Over the next few years there was to be much turbulence in the relationship between Jobs and Apple, which lead to his resignation in 1985. Upon leaving Jobs started up a new company NeXT, and also managed to find the time to found a certain animation studio named Pixar. However, following lawsuit after lawsuit, and Apple’s need to buy a modern operating system, NeXT was eventually bought by Apple in 1996, and Jobs was named as “informal adviser” to the then CEO Gil Amelio. In the following months, Amelio was ousted and Jobs slowly moved in to take his place.
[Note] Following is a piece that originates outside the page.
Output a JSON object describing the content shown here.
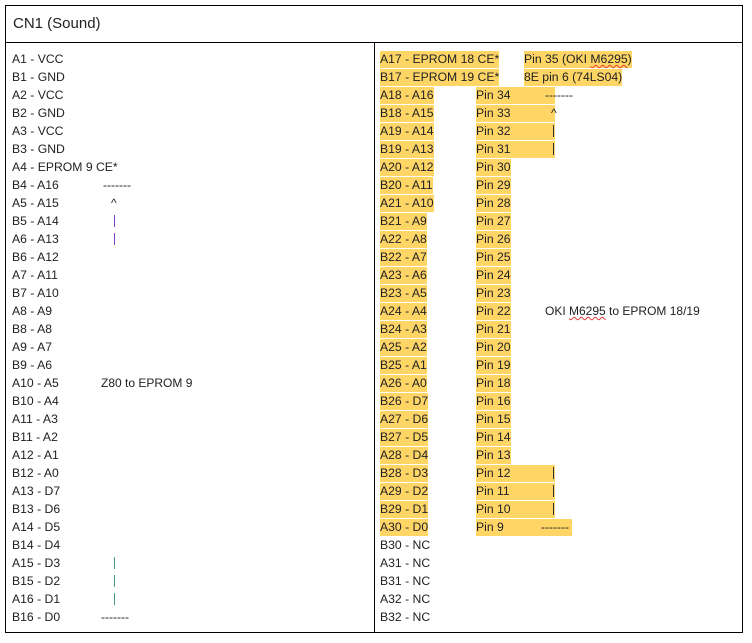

By 1998, the Macintosh name had been shortened to “Mac”, a nickname invented by the employees of Apple for the machines. Ken Segall was part of the advertising team responsible for the campaign for the next Mac incarnation


At this point, Apple were suffering in the market, and whatever happened next was going to be make or break for their future. It was time for another model. They had the “Mac” part, but what next? “MacRocket”, “Macster” were some of the ideas thrown around on the drawing board, but nothing made the grade. “MacMan” came close, as Jobs thought it sounded a bit like Walkman, and had the fun toy-like feel of PacMan, but it wasn’t close enough. Suddenly, it came to Segall that all they needed was a letter. He explained his ideas Jobs:

i for Internet

i for imagination

i for individual

Jobs hated it. But over time, with more alternatives discarded, the i stuck, and so the iMac was born.

Tea and coffee are essential in the B1 Creative studio, but we’d be hard-pushed to produce any work for our clients if it wasn’t for the Apple Mac

The 1998 iMac’s design is dramatically different to Apple’s previous models. The beige was out and colours (or flavours, as Apple referred to them) were in. A translucent, egg-shaped plastic body in thirteen variations (including “Blue Dalmatian”) had a screen that measured 14 inches, not 9 inches as before. This was the first Apple Mac model to get rid of the tower, containing the CPU within the monitor and the floppy disk drive was also replaced, first by tray-loading CD ROM, then the slot-loading. Even the mouse was given a makeover, transforming into a hockey puck style that was later rethought due to impracticality for big hands. Still, the iMac became a huge talking and selling point, and all thanks to Jonathan Ive, the mastermind behind the design (up the Brits!).



After the fun of the G3 came the sleeker, wiser, more grown up iMac G4. This was less ET, and more EVE from Wall-E. It was nicknamed the “iLamp” and the “Sunflower” and connections were made to Luxo Jnr from the Pixar short films (another of Jobs’ babies). The body of the computer was hemispherical, with the screen attached to an adjustable arm, giving it the ability to be moved in just about any angle.


The iMac G5 followed in 2005, and then the Intel iMac in 2006, first in plastic and then aluminium. This aluminium model has stayed the same up until the present day, only to be updated in terms of software, display quality and screen dimensions. Of course, Apple has been keeping busy outside the desktop market; notebooks, iBooks, MacBooks, iPads, iPods and iPhones have all been through multiple generations, and will no doubt in turn influence many generations of creatives to come.